“Puzzles” by Anonymous - Career

50 Successful Ivy League Application Essays - Tanabe Gen, Tanabe Kelly 2009

“Puzzles” by Anonymous

Harvard University

When my grandmother came to visit five years ago, she brought me a 3,000 piece jigsaw puzzle. To most, this would not sound very exciting—it would be almost as bad as a shirt saying “My grandparents went to India, and all they bought me was this stupid shirt.”

My reaction to the puzzle was different. I cut open the cardboard box as soon as I could, and poured the pieces out onto my puzzleboard.

I worked patiently on the puzzle for hours at a time, my excitement building as more and more of the picture was revealed. I cut down my sleep time until the image of a picturesque forest was complete. The puzzle overshadowed all else in my life, if only for that short period of time.

Working on puzzles has helped me gain focus, determination, and patience. I have learned to apply these qualities to every task I face, dealing with the outside world in the same fashion as I would a puzzle.

My love for science stems largely from this; science requires the same logical and levelheaded approach that a puzzle does, and as evidenced by the many puzzles decorating my house, this is an approach which suits my skills and temperament. This intellectual stimulation, coupled with a desire to discover more about life’s mysteries, compels me to pursue a career in scientific research.

This summer, I worked in a cardiology laboratory at UCLA, looking at proteins associated with HDL to understand how atherosclerosis can be averted. After some experiments provided questionable results, I was given the task of confirming that the viruses we were working with had been packaged and identified correctly. I spent weeks running DnA gels, looking for specific genes in each virus, but my results were inconsistent. I was frustrated, but instead of giving up on my assignment, I was even more determined to find an explanation. I considered every aspect of the experiment, working backwards until I reached the source—the primers I had used to amplify the DnA were nonspecific and ineffective, and thus useless in distinguishing the three genes of interest to us. Knowing this, I was able to alter my experiment accord-ingly, looking at protein content instead of DnA sequences. I finally showed that two of the three viruses were correct; the third, however, needed to be repackaged. My work was crucial to the undergraduate student I was working with, because he was able to redesign his experiment to account for this third virus.

Working in a lab was an exhilarating experience for me. Even though I gave up lying on the beach to instead play with viruses and chemicals, the compulsion to understand these proteins inspired and motivated me. I am tremendously proud of the piece I contributed to the atherosclerosis puzzle: a small piece, but integral nonetheless. The sense of accomplishment I felt because of my work in the UCLA lab was much the same as that which I felt upon completing the 3,000 piece puzzle my grandmother gave me. This feeling is one I hope to experience throughout my life, because the atherosclerosis puzzle is most assur-edly not the last such puzzle I will work on.


The writer’s essay takes a tangible theme—puzzles—and uses it in a variety of ways to demonstrate her interests, passions, and values.

Her writing is engaging because it plays with many different senses of the word “puzzles,” so the theme doesn’t feel tired or redundant. She begins her essay with a reference to a 3,000-piece jigsaw puzzle that her grandmother gave her. Her subsequent use of humor (“To most, this would not sound very exciting—it would be almost as bad as a shirt saying ’My grandparents went to India, and all they bought me was this stupid shirt’”) effectively draws readers in. This statement also sets up an expectation that most people would not be thrilled by this gift but that the writer is not “most people.” We can see that she is devoted to completing the impressively large puzzle by her mention that she even sacrificed sleep in pursuit of her goal.

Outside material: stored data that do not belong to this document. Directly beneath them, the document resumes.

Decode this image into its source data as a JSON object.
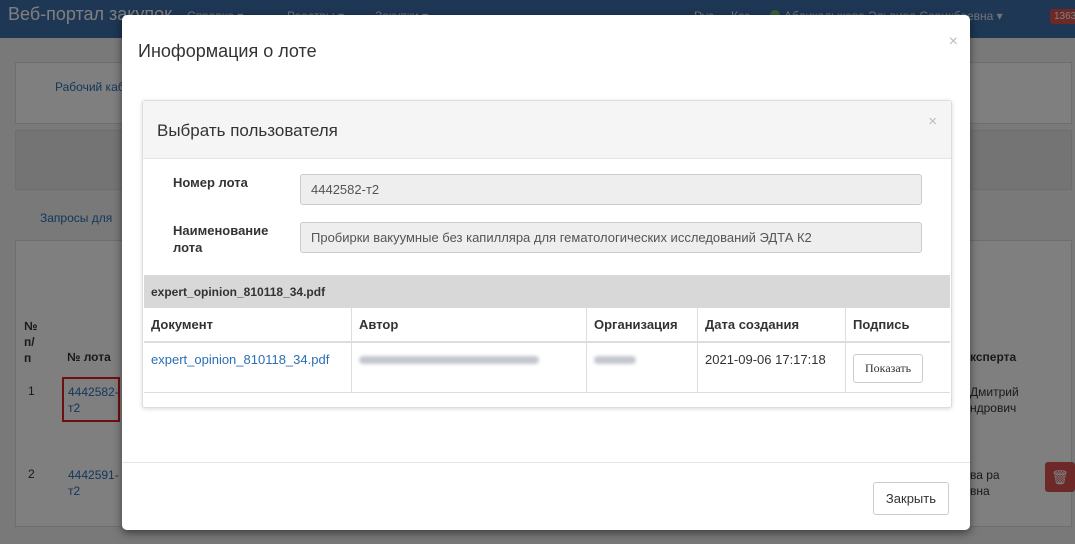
{
  "navbar": {
    "brand": "Веб-портал закупок",
    "menu": [
      "Справка ▾",
      "Реестры ▾",
      "Закупки ▾"
    ],
    "languages": [
      "Рус",
      "Қаз"
    ],
    "user": "Абдикалыкова Эльвира Серикбаевна ▾",
    "badge": "1363"
  },
  "background": {
    "workspace_link": "Рабочий каб",
    "requests_link": "Запросы для",
    "table": {
      "col_num": "№ п/ п",
      "col_lot": "№ лота",
      "col_expert": "ксперта",
      "rows": [
        {
          "num": "1",
          "lot": "4442582-т2",
          "expert": "Дмитрий ндрович"
        },
        {
          "num": "2",
          "lot": "4442591-т2",
          "expert": "ва ра вна"
        }
      ]
    }
  },
  "modal": {
    "title": "Иноформация о лоте",
    "close_button": "Закрыть",
    "close_icon": "×",
    "inner": {
      "title": "Выбрать пользователя",
      "close_icon": "×",
      "lot_number_label": "Номер лота",
      "lot_number_value": "4442582-т2",
      "lot_name_label": "Наименование лота",
      "lot_name_value": "Пробирки вакуумные без капилляра для гематологических исследований ЭДТА К2",
      "file_header": "expert_opinion_810118_34.pdf",
      "table": {
        "headers": [
          "Документ",
          "Автор",
          "Организация",
          "Дата создания",
          "Подпись"
        ],
        "rows": [
          {
            "document": "expert_opinion_810118_34.pdf",
            "date": "2021-09-06 17:17:18",
            "sign_button": "Показать"
          }
        ]
      }
    }
  }
}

In her second paragraph, the writer links this pastime to her intellectual interests. She makes a clear and compelling comparison between puzzles and scientific research, noting that both require a “logical and levelheaded approach.” She demonstrates self-knowledge when she notes that this “suits [her] skills and temperament.” This analysis is very explicit and may seem to violate the “show, don’t tell”

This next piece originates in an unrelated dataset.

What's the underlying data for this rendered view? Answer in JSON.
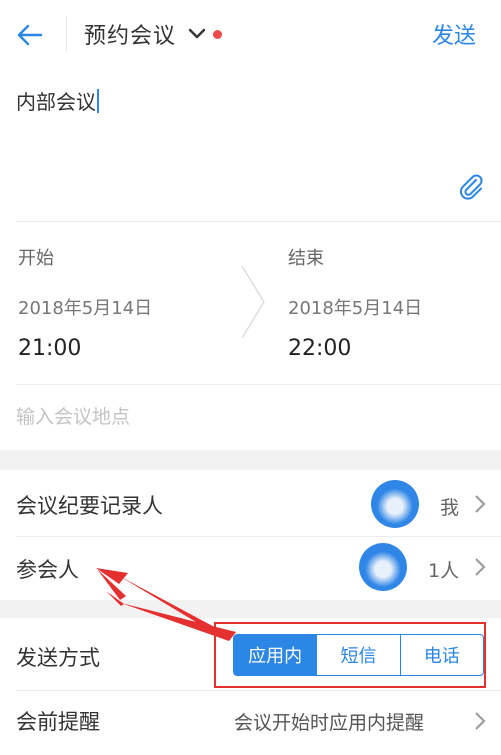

rule; but in her case, it helps us make the connection between puzzles and science—a connection that might not be immediately clear—and does so with precisely the “logical and levelheaded approach” that she describes. It is important to remember that rules like “show, don’t tell” are meant as guidelines but can be flexibly interpreted. It is best not to sacrifice one’s personal voice for writing “rules,” which are best thought of as recommendations.

The beginning of the third paragraph takes us away from puzzles but aptly illustrates her dedication to a career in scientific research.

Using an appropriate level of vocabulary, she describes her research at a UCLA cardiology lab. This demonstrates that she can explain complex ideas in clear and concise terms, a great strength for any researcher. The laboratory provides a different context for us to see the writer’s response to challenging problems as well as a tireless resolve to solving any mystery.

The final paragraph nicely wraps up the essay by referencing the 3,000-piece jigsaw and her lab work to illustrate the broader theme of solving puzzles. We can see that the writer is both proud of her work (it is “integral”) and humble (it is “a small piece” of the atherosclerosis puzzle), and she is eager to apply her spirit of curiosity and enthusiasm to her future college endeavors.